Given all of that, New York Times Magazine editor Jazmine Hughes’ joke on Twitter that “Amy Schumer: Live At The Apollo” “sounds like an Onion headline” makes a lot more sense (and is painfully accurate). Schumer’s struggled to be as nuanced on race as she is on gender, and now she’s going to walk the almost-sacred stage of the Apollo? What gives?

It seems to me that Schumer is in the middle of a rebranding project. Whether or not she really is racist, great pains are being taken to ensure that she no longer looks quite so clueless about racial issues. The HBO special is not just at the Apollo; it’s directed by Chris Rock. Before her stint guest-hosting “Saturday Night Live,” Schumer tweeted a long, joking text from friend and fellow comedian Kevin Hart. Look, the subtext reads; some of her best friends are black! The stand-up material is very good, and notably steers very clear of race-inflected humor, except when she ribs the mostly white audience for braving Harlem just for her show. And she emphasizes self-deprecation, assessing correctly that the more she mocks herself, the more she can push the envelope when her stand-up persona says selfish, racist or otherwise horrible things. (For example, the “Inside Amy Schumer” sketch about being unable to tell several black retail employees apart reflects entirely on her; likewise in “Trainwreck,” when her character tries and fails to produce a photo as evidence of allegedly having black friends.)

Indeed: A lot of “Amy Schumer: Live At The Apollo” pushes back against the notion that Schumer is a “good feminist”; like any comedian, she bristles at any label that prevents her from making a good joke. Schumer plays up her anxieties about her weight and her envy of beautiful women; she also describes the residue left in her underwear at the end of a day with lovely, filthy detail. “Warts And All” might as well be the motto of this special.

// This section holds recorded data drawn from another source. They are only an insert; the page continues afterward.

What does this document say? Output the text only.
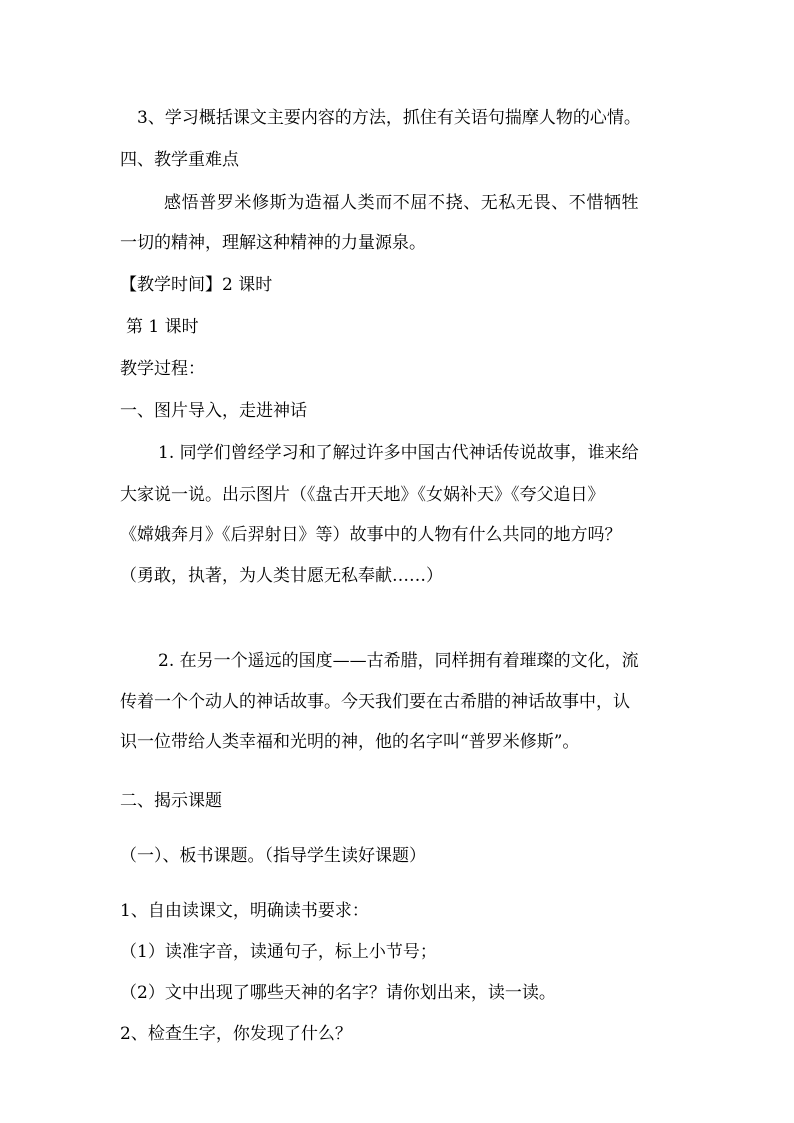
3、学习概括课文主要内容的方法，抓住有关语句揣摩人物的心情。
四、教学重难点
感悟普罗米修斯为造福人类而不屈不挠、无私无畏、不惜牺牲
一切的精神，理解这种精神的力量源泉。
【教学时间】2 课时
第 1 课时
教学过程：
一、图片导入，走进神话
1. 同学们曾经学习和了解过许多中国古代神话传说故事，谁来给
大家说一说。出示图片（《盘古开天地》《女娲补天》《夸父追日》
《嫦娥奔月》《后羿射日》等）故事中的人物有什么共同的地方吗？
（勇敢，执著，为人类甘愿无私奉献……）
2. 在另一个遥远的国度——古希腊，同样拥有着璀璨的文化，流
传着一个个动人的神话故事。今天我们要在古希腊的神话故事中，认
识一位带给人类幸福和光明的神，他的名字叫“普罗米修斯”。
二、揭示课题
（一）、板书课题。（指导学生读好课题）
1、自由读课文，明确读书要求：
（1）读准字音，读通句子，标上小节号；
（2）文中出现了哪些天神的名字？请你划出来，读一读。
2、检查生字，你发现了什么？
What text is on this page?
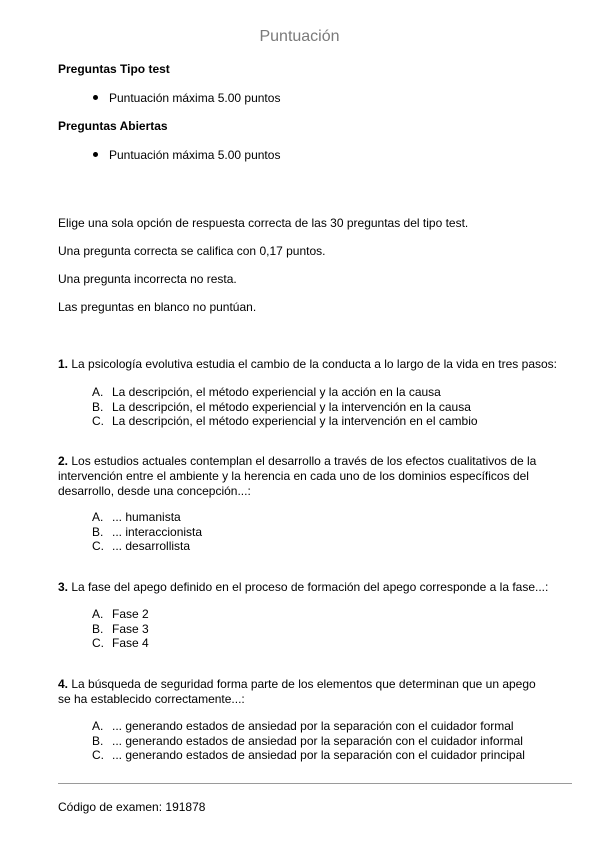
Puntuación
Preguntas Tipo test
Puntuación máxima 5.00 puntos
Preguntas Abiertas
Puntuación máxima 5.00 puntos
Elige una sola opción de respuesta correcta de las 30 preguntas del tipo test.
Una pregunta correcta se califica con 0,17 puntos.
Una pregunta incorrecta no resta.
Las preguntas en blanco no puntúan.
1. La psicología evolutiva estudia el cambio de la conducta a lo largo de la vida en tres pasos:
A. La descripción, el método experiencial y la acción en la causa
B. La descripción, el método experiencial y la intervención en la causa
C. La descripción, el método experiencial y la intervención en el cambio
2. Los estudios actuales contemplan el desarrollo a través de los efectos cualitativos de la intervención entre el ambiente y la herencia en cada uno de los dominios específicos del desarrollo, desde una concepción...:
A. ... humanista
B. ... interaccionista
C. ... desarrollista
3. La fase del apego definido en el proceso de formación del apego corresponde a la fase...:
A. Fase 2
B. Fase 3
C. Fase 4
4. La búsqueda de seguridad forma parte de los elementos que determinan que un apego se ha establecido correctamente...:
A. ... generando estados de ansiedad por la separación con el cuidador formal
B. ... generando estados de ansiedad por la separación con el cuidador informal
C. ... generando estados de ansiedad por la separación con el cuidador principal
Código de examen: 191878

It is notable, then, that HBO—or Rock, or Schumer herself—decided to edit out one rather telling wart, in this otherwise race-free hour. The special filmed on May 29; on May 31 Melissa Castellanos at Latin Post wrote a very positive review of the event, that ends with “Keep bringing the hotness, Amy!” Included in her recap is a joke that does not make it to the HBO special: After “getting into her zone,” Schumer “scolded an Asian girl on the balcony, (who she referred to as Woody Allen's step-daughter-turned-wife, Soon-Yi ) who was munching too loudly on chips…”

I wasn’t there. I don’t know how this joke played. Considering we did not see a deluge of thinkpieces following the event, I’m assuming no one in that audience took it out of turn. Still, it’s kind of a stunner, in black-and-white. This was a good month before this summer’s discussion about Schumer’s race-inflected jokes; and even more time before “Trainwreck,” where Schumer’s character makes a different Soon-Yi joke. But I’m not surprised that it was edited out of the HBO special, to give the audience an hour of race-free Amy Schumer. Say what you will about the joke, but it wasn’t not racist.